Michele "Midge" Stock recalls how she had the great pleasure of meeting Mary Adams and learning from her through a New York Folklore Society mentoring project: "She invited me to her home to learn more about Iroquois Basketry. I was thrilled, of course, as I was a novice, and she is one of the most well-known Iroquois basket-makers in the world" (Stock). In 1998, when Adams was injured due to a fall, Stock helped Adams with her baskets (Stock). Mary Adams’ daughters would also join in (Stock).

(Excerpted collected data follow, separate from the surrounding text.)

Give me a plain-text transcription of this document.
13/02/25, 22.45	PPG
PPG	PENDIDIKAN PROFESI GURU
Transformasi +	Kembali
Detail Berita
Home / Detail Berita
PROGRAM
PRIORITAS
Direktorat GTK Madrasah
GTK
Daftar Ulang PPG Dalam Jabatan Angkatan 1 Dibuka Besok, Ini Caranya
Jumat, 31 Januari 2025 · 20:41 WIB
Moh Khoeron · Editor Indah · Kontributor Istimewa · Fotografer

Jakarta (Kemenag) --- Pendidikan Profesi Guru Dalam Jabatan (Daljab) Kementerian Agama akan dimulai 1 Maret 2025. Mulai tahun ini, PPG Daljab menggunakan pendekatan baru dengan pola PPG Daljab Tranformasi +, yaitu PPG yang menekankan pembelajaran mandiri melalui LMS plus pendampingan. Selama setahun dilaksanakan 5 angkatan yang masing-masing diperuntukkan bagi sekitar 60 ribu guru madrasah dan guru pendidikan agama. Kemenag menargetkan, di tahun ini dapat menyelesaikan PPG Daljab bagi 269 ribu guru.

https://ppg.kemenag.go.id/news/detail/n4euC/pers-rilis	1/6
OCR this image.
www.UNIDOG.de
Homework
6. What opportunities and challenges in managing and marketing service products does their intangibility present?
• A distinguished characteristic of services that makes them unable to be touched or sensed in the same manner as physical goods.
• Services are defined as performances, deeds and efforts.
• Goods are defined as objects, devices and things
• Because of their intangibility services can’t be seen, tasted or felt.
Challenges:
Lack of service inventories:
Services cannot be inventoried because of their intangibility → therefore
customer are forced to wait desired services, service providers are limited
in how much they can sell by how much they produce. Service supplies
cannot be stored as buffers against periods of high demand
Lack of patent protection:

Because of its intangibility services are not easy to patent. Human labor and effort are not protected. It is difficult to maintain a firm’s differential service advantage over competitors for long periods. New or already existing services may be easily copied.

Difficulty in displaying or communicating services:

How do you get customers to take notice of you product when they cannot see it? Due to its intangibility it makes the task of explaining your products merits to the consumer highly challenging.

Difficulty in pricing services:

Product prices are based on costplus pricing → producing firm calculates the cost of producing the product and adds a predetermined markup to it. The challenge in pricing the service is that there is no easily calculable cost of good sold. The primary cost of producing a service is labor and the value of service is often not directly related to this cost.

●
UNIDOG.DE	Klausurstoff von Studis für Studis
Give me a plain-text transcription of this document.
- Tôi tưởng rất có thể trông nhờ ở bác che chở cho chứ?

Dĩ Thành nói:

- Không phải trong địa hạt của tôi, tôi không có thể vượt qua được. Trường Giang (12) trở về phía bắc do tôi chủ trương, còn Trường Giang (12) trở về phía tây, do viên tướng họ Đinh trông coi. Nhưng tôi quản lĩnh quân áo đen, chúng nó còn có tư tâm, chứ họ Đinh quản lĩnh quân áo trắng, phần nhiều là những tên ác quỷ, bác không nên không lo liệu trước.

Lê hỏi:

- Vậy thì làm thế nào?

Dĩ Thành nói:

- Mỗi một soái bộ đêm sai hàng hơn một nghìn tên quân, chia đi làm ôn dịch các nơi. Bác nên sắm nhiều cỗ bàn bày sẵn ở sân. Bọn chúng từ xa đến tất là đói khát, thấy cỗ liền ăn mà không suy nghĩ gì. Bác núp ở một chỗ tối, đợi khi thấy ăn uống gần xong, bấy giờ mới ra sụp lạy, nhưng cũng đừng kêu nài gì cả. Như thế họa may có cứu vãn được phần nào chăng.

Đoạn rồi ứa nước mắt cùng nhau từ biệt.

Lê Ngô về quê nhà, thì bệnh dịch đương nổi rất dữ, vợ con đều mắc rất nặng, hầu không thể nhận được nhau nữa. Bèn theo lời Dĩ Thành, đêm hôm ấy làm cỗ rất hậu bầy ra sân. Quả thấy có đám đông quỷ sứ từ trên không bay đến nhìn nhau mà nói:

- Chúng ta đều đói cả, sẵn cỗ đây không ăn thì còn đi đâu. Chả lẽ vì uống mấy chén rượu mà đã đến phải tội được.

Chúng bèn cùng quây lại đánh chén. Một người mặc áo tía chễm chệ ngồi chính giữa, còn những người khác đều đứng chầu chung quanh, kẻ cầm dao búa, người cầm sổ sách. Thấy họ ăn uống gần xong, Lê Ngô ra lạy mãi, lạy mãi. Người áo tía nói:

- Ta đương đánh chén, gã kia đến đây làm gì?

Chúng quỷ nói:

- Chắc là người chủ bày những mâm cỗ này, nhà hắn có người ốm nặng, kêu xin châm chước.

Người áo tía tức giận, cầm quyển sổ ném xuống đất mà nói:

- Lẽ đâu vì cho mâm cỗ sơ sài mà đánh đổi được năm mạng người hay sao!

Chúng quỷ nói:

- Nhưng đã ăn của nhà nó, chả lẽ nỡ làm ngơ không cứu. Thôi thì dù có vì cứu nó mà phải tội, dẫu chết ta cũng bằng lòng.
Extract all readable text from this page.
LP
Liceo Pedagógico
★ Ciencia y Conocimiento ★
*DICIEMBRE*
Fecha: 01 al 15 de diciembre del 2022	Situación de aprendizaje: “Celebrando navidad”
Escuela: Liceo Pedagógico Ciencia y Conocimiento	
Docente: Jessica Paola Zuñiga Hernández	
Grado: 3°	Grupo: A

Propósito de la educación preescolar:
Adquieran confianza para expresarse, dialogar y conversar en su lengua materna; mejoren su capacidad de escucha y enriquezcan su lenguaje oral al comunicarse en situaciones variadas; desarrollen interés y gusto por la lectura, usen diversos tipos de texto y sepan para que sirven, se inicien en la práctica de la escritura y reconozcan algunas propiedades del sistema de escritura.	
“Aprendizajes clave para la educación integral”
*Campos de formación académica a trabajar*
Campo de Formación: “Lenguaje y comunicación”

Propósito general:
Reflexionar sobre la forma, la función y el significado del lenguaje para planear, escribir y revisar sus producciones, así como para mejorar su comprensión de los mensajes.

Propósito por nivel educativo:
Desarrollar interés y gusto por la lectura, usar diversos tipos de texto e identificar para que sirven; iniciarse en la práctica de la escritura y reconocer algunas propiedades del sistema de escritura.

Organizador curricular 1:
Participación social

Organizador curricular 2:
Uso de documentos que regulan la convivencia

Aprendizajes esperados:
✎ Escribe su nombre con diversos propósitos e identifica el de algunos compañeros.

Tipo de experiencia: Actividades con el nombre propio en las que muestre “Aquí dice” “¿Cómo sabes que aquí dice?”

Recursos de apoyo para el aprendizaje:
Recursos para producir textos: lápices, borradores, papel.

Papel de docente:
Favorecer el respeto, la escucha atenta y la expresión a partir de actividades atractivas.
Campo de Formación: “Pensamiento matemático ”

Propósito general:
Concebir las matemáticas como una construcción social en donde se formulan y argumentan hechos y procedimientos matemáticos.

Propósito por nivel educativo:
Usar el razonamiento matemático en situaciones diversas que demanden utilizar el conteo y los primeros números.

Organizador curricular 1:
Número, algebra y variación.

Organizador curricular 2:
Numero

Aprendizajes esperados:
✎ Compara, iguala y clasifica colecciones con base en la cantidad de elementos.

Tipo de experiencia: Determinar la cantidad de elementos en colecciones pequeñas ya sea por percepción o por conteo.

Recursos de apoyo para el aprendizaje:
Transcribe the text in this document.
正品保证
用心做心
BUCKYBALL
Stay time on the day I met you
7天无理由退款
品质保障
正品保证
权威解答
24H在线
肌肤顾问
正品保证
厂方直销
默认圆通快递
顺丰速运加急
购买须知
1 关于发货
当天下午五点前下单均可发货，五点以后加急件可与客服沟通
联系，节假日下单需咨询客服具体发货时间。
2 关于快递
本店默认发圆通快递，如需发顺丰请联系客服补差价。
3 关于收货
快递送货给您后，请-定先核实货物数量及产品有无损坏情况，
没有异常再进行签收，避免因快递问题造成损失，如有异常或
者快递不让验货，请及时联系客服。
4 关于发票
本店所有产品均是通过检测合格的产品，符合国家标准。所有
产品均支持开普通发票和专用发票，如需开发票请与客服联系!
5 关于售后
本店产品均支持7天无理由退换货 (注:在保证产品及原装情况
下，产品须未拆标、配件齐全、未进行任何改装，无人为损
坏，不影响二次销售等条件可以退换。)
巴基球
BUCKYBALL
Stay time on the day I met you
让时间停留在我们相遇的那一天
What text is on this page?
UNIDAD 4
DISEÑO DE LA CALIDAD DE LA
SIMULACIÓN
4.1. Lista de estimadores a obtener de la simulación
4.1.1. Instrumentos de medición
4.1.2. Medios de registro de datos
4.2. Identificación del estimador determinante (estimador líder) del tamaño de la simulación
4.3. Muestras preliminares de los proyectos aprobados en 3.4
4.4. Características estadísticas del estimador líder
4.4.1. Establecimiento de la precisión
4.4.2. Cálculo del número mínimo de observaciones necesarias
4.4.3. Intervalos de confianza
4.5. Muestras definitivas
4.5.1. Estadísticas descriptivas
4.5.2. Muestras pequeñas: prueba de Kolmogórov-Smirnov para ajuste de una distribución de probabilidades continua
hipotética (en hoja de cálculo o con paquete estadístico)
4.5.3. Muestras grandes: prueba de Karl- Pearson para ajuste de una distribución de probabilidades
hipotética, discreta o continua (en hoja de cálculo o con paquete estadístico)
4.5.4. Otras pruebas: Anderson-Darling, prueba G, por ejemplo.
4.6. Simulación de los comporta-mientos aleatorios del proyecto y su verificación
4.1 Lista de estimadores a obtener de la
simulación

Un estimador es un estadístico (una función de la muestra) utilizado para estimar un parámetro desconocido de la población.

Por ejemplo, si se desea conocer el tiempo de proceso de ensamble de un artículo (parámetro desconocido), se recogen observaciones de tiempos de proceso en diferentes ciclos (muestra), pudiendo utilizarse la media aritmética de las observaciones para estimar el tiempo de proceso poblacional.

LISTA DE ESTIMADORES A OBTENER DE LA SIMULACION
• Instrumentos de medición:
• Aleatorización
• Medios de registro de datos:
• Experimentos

Adams drew on various sources for her inspiration. Mary Adams used a mix of modern culture and the traditional art of basketry to make The Wedding Cake basket. Built to look like an elaborate wedding cake, the basket commemorates the 25th wedding anniversary of one of her daughters. Although wedding cakes are a popular modern tradition, Adams used her knowledge of basketry to put her own spin on the significance of the anniversary (Thornburn 92). A testament to modern Mohawks, the basket merges two cultures. Mary Adams also created the Pope Basket, which mixes religious influence with the Mohawk traditional art of basketry. A devotee of Kateri Tekakwitha, a Catholic Mohawk woman who lived during the 17th century, Mary Adams presented the basket to Pope John Paul II in honor of Kateri’s beatification (92).

The Culture of Baskets

Modern baskets illustrate the melding of traditional customs with modern aesthetics and lifestyles. One of the most famous Mohawk basketmakers, Mary Adams expanded and experimented with different designs, colors, and techniques. Despite having to grow up at the very young age of 10 and support herself and her brother, Adams was able to make baskets to sell for money in addition to expanding on the art form. Mary Adams’ baskets emphasize the unique culture of the Modern Mohawk by combing different aesthetics: Mohawk, non-native, and Modern American.

Works Cited

Hassenplug, Sarah. "Culture and History." Saint Regis Mohawk Tribe. N.p., 1991. Web. 08 Aug. 2012.

Mary Adams. North Country Public Radio. N.p., 2012. Web. 08 Aug. 2012.

Smith, Jaune Quick-to-See. "Women of Sweetgrass, Cedar, and Sage." Women Studies Quarterly 15 (1987): 35-41. Jstor. Web. 08 Aug. 2012.

Stock, Michele. "NYFS Mentoring: Iroquois Basketry." New York Folklore Society. N.p., 2012. Web. 08 Aug. 2012.

Thornburn, Olivia. "Mary Kawennatakie Adams: Mohawk Basketmaker and Artist." American Art 15.2 (2001): 90-95. JSTOR. Web. 08 Aug. 2012.

Williamson, Lynne. "Music and Art to Remember." Voices Fall-Winter 2002: n. pag. New York Folklore Society. Web. 8 Aug. 2012.